Speaking about the album, Barnett said, "It’s amazing that I get to work with these people and get to call them friends and colleagues. My only ambition was to have an album out, so it feels quite strange that it’s happening." Barnett has cited American musician Tom Petty as an inspiration for the album.

==Critical reception==
Writing for DIY, Eloise Bulmer calls the album "a crisp collection of songs, and one that is sure to serve him well on the festival circuit come summer." Reviewing the album for Dork, Jamie McMillian writes, "While most of the record is built on the adventures of someone who is very-nearly-but-not-quite lucky in love, it is also the tale of life in a town that you want to escape but miss like hell when you do", and declares that "Lay It On Me" "rolls in like an encore".

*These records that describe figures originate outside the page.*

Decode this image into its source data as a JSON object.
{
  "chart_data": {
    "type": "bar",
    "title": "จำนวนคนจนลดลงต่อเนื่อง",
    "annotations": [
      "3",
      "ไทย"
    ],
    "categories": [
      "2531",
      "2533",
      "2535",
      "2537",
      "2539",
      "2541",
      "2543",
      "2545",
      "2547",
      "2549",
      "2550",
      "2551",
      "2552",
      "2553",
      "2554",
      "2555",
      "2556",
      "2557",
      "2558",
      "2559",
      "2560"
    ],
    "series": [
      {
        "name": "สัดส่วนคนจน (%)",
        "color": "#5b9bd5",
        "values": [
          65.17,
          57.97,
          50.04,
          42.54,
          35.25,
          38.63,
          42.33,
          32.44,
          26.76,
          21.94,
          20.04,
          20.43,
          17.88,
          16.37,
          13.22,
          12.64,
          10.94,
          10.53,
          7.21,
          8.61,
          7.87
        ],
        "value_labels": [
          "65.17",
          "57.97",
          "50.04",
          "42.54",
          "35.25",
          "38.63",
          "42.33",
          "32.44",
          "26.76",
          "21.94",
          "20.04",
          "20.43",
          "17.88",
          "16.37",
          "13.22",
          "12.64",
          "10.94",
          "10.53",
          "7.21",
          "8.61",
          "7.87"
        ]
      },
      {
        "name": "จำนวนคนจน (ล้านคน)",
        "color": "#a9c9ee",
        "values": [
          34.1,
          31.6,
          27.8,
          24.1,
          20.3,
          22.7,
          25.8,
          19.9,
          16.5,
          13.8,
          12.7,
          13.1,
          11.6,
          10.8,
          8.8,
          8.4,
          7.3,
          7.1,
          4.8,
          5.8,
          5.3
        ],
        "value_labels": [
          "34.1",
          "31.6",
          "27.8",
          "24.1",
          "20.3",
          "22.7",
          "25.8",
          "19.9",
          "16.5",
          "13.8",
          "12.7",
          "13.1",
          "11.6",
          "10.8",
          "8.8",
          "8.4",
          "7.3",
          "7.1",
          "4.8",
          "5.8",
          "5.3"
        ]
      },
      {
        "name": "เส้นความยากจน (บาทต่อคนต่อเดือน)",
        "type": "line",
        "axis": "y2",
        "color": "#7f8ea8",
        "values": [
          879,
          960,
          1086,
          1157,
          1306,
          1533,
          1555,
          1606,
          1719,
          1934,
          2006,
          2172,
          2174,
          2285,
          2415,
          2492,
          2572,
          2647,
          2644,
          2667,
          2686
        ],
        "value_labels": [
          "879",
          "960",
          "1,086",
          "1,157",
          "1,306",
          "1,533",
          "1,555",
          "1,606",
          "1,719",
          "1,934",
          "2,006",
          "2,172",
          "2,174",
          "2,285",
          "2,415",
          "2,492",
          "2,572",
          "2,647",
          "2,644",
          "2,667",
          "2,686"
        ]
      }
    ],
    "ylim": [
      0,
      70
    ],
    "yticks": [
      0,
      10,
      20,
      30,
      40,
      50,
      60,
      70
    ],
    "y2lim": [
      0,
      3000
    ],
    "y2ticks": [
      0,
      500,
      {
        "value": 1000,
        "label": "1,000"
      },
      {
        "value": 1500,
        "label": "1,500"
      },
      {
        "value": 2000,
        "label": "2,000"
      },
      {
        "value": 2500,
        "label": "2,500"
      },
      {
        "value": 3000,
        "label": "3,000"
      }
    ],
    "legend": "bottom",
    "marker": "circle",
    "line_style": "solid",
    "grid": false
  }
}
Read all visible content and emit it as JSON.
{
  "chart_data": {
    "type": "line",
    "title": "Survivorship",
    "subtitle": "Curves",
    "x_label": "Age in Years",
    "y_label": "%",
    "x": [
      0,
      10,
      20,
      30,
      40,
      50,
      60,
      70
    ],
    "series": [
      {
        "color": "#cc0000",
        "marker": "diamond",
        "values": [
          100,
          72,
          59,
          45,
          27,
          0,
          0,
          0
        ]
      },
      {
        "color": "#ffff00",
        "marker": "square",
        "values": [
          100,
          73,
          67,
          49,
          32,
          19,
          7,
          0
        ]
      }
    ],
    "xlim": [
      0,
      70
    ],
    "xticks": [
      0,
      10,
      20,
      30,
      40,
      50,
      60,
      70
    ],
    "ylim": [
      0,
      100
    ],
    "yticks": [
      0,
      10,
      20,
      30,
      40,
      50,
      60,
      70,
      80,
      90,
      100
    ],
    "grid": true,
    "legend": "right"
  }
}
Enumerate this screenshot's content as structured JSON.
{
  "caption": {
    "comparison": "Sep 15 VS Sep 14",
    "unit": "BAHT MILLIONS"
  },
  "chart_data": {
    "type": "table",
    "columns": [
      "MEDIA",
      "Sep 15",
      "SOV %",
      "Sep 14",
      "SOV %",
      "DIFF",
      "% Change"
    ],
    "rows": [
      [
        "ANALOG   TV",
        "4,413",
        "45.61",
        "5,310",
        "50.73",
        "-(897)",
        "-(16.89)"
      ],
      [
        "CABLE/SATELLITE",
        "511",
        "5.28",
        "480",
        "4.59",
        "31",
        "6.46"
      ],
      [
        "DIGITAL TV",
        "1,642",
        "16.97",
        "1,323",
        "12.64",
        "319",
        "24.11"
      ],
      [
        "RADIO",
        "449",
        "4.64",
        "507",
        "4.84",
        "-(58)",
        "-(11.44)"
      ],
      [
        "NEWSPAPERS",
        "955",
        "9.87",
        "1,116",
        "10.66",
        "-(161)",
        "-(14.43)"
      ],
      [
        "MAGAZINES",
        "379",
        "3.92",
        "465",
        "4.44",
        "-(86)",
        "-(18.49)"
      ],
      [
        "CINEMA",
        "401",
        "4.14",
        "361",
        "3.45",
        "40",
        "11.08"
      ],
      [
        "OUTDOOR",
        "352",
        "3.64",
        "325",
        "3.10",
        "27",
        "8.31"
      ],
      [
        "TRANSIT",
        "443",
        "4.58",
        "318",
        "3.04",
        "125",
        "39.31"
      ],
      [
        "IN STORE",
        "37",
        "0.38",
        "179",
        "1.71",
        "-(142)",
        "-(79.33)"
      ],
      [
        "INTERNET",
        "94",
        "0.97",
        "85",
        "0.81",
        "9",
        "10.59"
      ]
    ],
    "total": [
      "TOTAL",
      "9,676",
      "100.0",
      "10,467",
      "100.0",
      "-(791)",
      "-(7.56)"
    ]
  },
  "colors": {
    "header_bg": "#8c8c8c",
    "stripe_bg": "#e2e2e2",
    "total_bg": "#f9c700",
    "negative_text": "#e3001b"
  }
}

Lauren Wade of Gigwise calls the opening track "Lucy" a "Festival anthem-in-waiting" and that "Barnett delivers on a truckload of promise and hype on his self-titled debut album as Ten Tonnes." Kitty Empire of The Guardian says the songs "may be breezy guitar singalongs, but they are a smidge less Jack Wills and a tad more Kooks than George Ezra's." Reviewing the album for The Times, Will Hodgkinson claims the debut album "harks back to the sharp but tuneful early-Eighties world of Elvis Costello and the raucous innocence of mid-Noughties indie".

==Track listing==
Credits adapted from Tidal.

| No. | Title | Writer(s) | Producer(s) | Length |
|---|---|---|---|---|
| 1. | "Lucy" | Ethan Barnett | Hugo White | 2:46 |
| 2. | "G.I.V.E." | Barnett; Luke Potashnick; | Dan Grech-Marguerat | 3:08 |
| 3. | "Cracks Between" | Barnett | White | 3:14 |
| 4. | "Counting Down" | Barnett | Grech-Marguerat | 3:25 |
| 5. | "Too Late" | Barnett; Potashnick; | White | 3:25 |
| 6. | "Nights In, Nights Out" | Barnett; Nick Hodgson; | White | 3:21 |
| 7. | "Better Than Me" | Barnett; Hodgson; | Grech-Marguerat | 3:21 |
| 8. | "Look What You Started" | Barnett; Crispin Hunt; | Grech-Marguerat | 2:59 |
| 9. | "Silver Heat" | Barnett | White | 2:53 |
| 10. | "Wake Up" | Barnett | Grech-Marguerat | 3:16 |
| 11. | "Lay It on Me" | Barnett; Hodgson; | White | 3:36 |
| 12. | "Missing You" | Barnett; Potashnick; | White | 3:09 |
| Total length: |  |  |  | 38:33 |

==Charts==

| Chart (2019) | Peak position |
|---|---|
| UK Albums (OCC) | 31 |
| Scottish Albums (OCC) | 27 |

==In popular culture==
The ninth track from the album, "Silver Heat", appeared in Need for Speed Payback.